Setelah data terverifikasi, sistem akan menampilkan informasi identitas penerima, kelompok desil, jenis bantuan yang diperoleh, serta periode penyaluran. Kemensos mengingatkan agar NIK hanya dimasukkan ke situs resmi pemerintah dan memastikan data wilayah yang dipilih sesuai administrasi kependudukan. Kesalahan input dapat membuat pencarian tidak menemukan hasil. Desil Bukan Sekadar Ukuran Penghasilan Bulanan
Desil membagi kondisi sosial ekonomi masyarakat ke dalam sepuluh kelompok, dari desil 1 hingga desil 10. Dalam pemetaan pemerintah, desil 1 merujuk pada kelompok dengan kondisi ekonomi sangat miskin atau ekstrem, sementara desil 6 hingga 10 mencakup kelas menengah sampai kelompok ekonomi teratas.
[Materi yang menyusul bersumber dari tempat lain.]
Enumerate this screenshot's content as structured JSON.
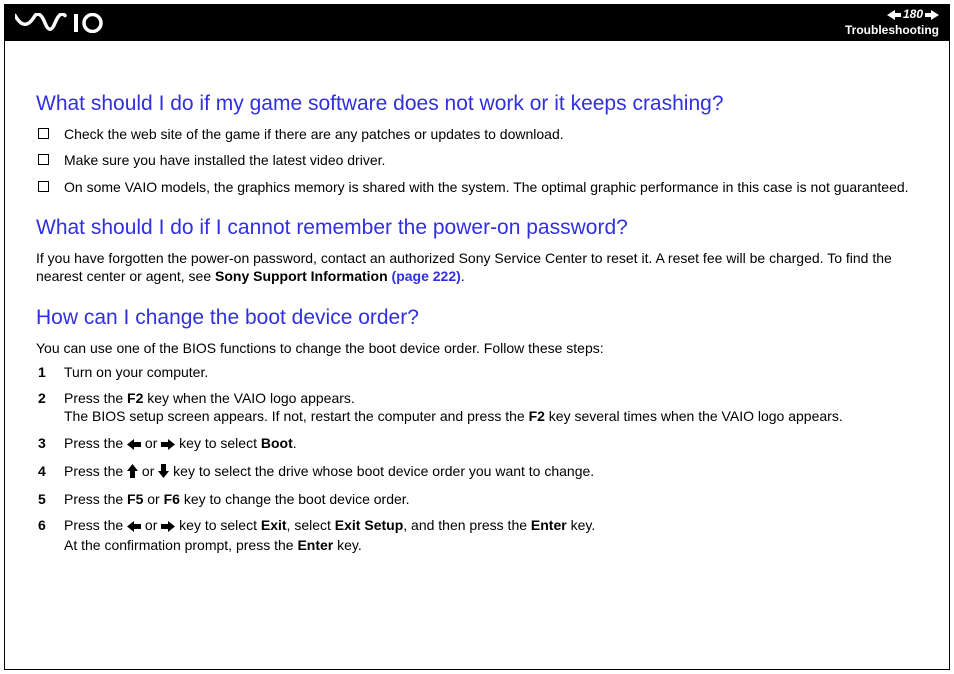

Namun, angka desil tidak bisa dibaca sebagai tiket otomatis untuk memperoleh seluruh jenis bansos. Penilaian kondisi sosial ekonomi keluarga menggunakan 39 variabel yang menggambarkan keadaan rumah tangga, bukan hanya pendapatan bulanan.
Dua keluarga dengan penghasilan identik Rp5 juta per bulan bisa berada di posisi desil berbeda. Perbedaan itu muncul dari kondisi hunian, kepemilikan aset, hingga akses terhadap layanan dasar. Karena itu, membandingkan gaji pribadi dengan tetangga atau kerabat bukan cara yang tepat untuk menebak posisi desil. Hasil Pengecekan Perlu Dibaca dalam Konteks
Setelah angka desil muncul di layar, hasil tersebut sebaiknya dipahami sebagai gambaran posisi sosial ekonomi keluarga dalam basis data pemerintah. Desil 1 menunjukkan kelompok paling rendah, sedangkan desil 10 menempati posisi paling tinggi.
Masyarakat yang mengecek data untuk anggota keluarga lain perlu memastikan identitas yang digunakan benar. Hasil pencarian yang tidak langsung muncul bukan berarti seseorang tidak terdata dalam sistem.
Kemensos menekankan bahwa desil merupakan bagian dari pemetaan kondisi sosial ekonomi yang menjadi salah satu pertimbangan kebijakan bantuan. Posisi tersebut tidak berdiri sendiri sebagai penentu tunggal penerima bansos, melainkan bagian dari proses verifikasi yang lebih luas.